Si l’initiative est de grand geste, cette critique se propose d’abord d’explorer l’expérience d’écoute offerte par ce concert (I), puis d’évaluer l’interprétation et l’équilibre musical de l’œuvre du génie autrichien (II) et enfin de soupeser le geste culturel (III) de cette initiative.
I. Une messe comme expérience d’écoute :
Une messe, au sens musical, met en musique les parties fixes de la liturgie catholique. Dans la Messe n°2 en sol majeur, D.167, Franz Schubert n’écrit pas une messe tonitruante mais une prière presque domestique, traversée de douceur et de retenue. Œuvre de jeunesse, elle se situe à la frontière de la liturgie, du lyrisme et d’une humanité encore en devenir.
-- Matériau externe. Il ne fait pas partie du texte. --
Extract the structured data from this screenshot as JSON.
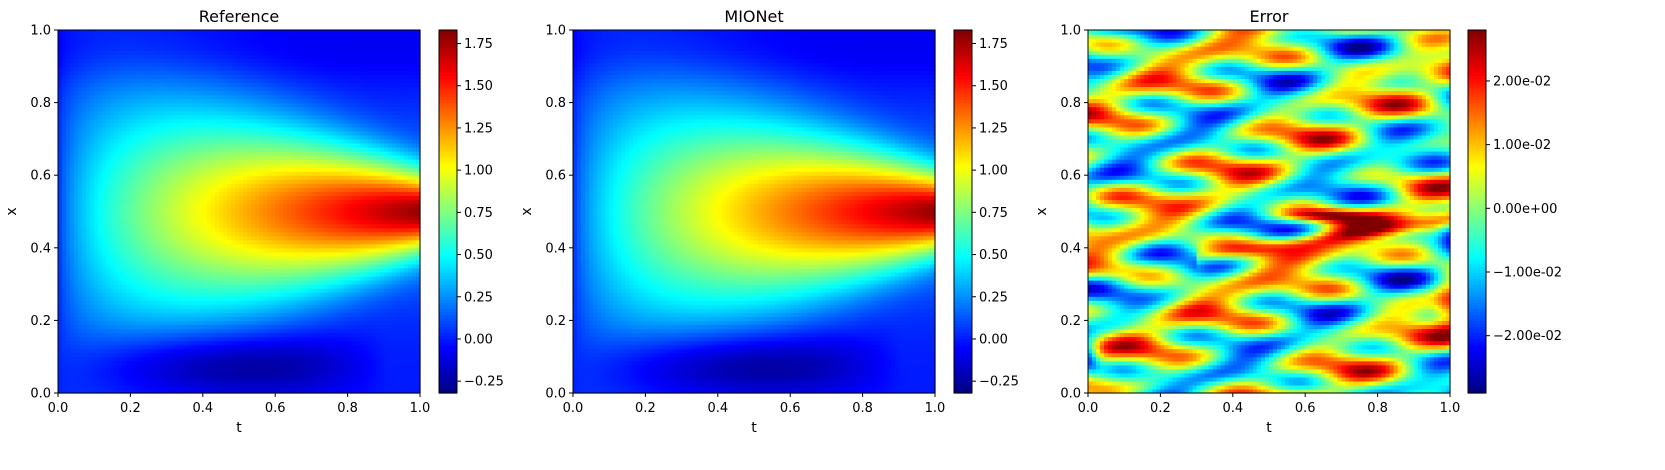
{
  "colormap": "jet",
  "chart_data": [
    {
      "type": "heatmap",
      "title": "Reference",
      "xlabel": "t",
      "ylabel": "x",
      "xlim": [
        0,
        1
      ],
      "ylim": [
        0,
        1
      ],
      "xticks": [
        "0.0",
        "0.2",
        "0.4",
        "0.6",
        "0.8",
        "1.0"
      ],
      "yticks": [
        "0.0",
        "0.2",
        "0.4",
        "0.6",
        "0.8",
        "1.0"
      ],
      "colorbar": {
        "range": [
          -0.32,
          1.83
        ],
        "ticks": [
          -0.25,
          0.0,
          0.25,
          0.5,
          0.75,
          1.0,
          1.25,
          1.5,
          1.75
        ],
        "tick_labels": [
          "−0.25",
          "0.00",
          "0.25",
          "0.50",
          "0.75",
          "1.00",
          "1.25",
          "1.50",
          "1.75"
        ]
      },
      "field": {
        "kind": "solution",
        "peak_value": 1.83,
        "peak_at": [
          1.0,
          0.5
        ],
        "min_value": -0.32,
        "min_at": [
          0.6,
          0.08
        ]
      }
    },
    {
      "type": "heatmap",
      "title": "MIONet",
      "xlabel": "t",
      "ylabel": "x",
      "xlim": [
        0,
        1
      ],
      "ylim": [
        0,
        1
      ],
      "xticks": [
        "0.0",
        "0.2",
        "0.4",
        "0.6",
        "0.8",
        "1.0"
      ],
      "yticks": [
        "0.0",
        "0.2",
        "0.4",
        "0.6",
        "0.8",
        "1.0"
      ],
      "colorbar": {
        "range": [
          -0.32,
          1.83
        ],
        "ticks": [
          -0.25,
          0.0,
          0.25,
          0.5,
          0.75,
          1.0,
          1.25,
          1.5,
          1.75
        ],
        "tick_labels": [
          "−0.25",
          "0.00",
          "0.25",
          "0.50",
          "0.75",
          "1.00",
          "1.25",
          "1.50",
          "1.75"
        ]
      },
      "field": {
        "kind": "solution",
        "peak_value": 1.83,
        "peak_at": [
          1.0,
          0.5
        ],
        "min_value": -0.32,
        "min_at": [
          0.6,
          0.08
        ]
      }
    },
    {
      "type": "heatmap",
      "title": "Error",
      "xlabel": "t",
      "ylabel": "x",
      "xlim": [
        0,
        1
      ],
      "ylim": [
        0,
        1
      ],
      "xticks": [
        "0.0",
        "0.2",
        "0.4",
        "0.6",
        "0.8",
        "1.0"
      ],
      "yticks": [
        "0.0",
        "0.2",
        "0.4",
        "0.6",
        "0.8",
        "1.0"
      ],
      "colorbar": {
        "range": [
          -0.029,
          0.028
        ],
        "ticks": [
          -0.02,
          -0.01,
          0.0,
          0.01,
          0.02
        ],
        "tick_labels": [
          "−2.00e-02",
          "−1.00e-02",
          "0.00e+00",
          "1.00e-02",
          "2.00e-02"
        ]
      },
      "field": {
        "kind": "error",
        "min_value": -0.029,
        "max_value": 0.028
      }
    }
  ]
}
L’intention, je la prête volontiers à La Philharmonia de Lomé : réunir orchestre, chœurs et solistes dans un espace institutionnel pour faire découvrir une œuvre sacrée majeure, dans un contexte culturel dans un contexte culturel parfois abyssal, où ce répertoire reste rare voir inexistant, sans pour autant recourir à un discours pédagogique pesant. Il s’agissait ce soir là, de chercher la solennité, d’espérer susciter l’émotion d’un public peu habitué à ce répertoire, tout en affirmant une ambition de rayonnement culturel. Et Opus Academy Lomé, porteur de cette expérience liturgique, mérite sans doute ce rayonnement.
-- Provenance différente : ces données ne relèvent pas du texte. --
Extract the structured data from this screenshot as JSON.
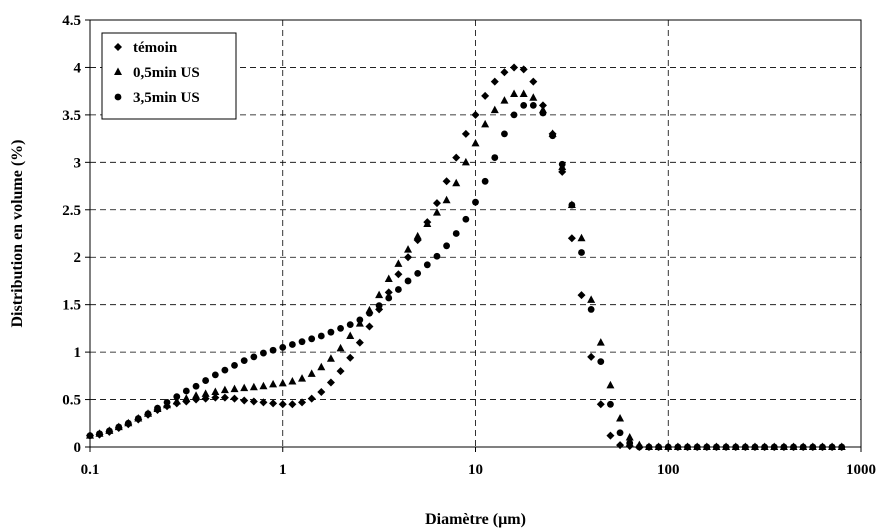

L’intention ainsi posée permet de mieux comprendre et d’apprécier l’expérience d’écoute proposée. Qu’on se rassure : il ne sera pas question ici de disséquer la messe Kyrie après Gloria, Credo, Sanctus, Benedictus et Agnus Dei. L’intention de la critique est, elle aussi, clairement assumée. L’expérience d’écoute offerte au Palais des Congrès de Lomé, ce soir-là, relevait davantage de la démonstration que du recueillement strict. Une énergie qui, pourtant, ne nuisait pas à la fidélité à l’esprit de l’œuvre. De ce léger paradoxe naît une écoute singulière, où se mêlent respect du sacré et volonté affirmée de faire exister la musique classique dans l’espace local et de rendre accessible un univers musical souvent perçu comme élitiste. Ici, nul discours didactique n’étouffe l’auditeur : l’invitation est simple, mais puissante venir, s’asseoir, écouter et apprécier.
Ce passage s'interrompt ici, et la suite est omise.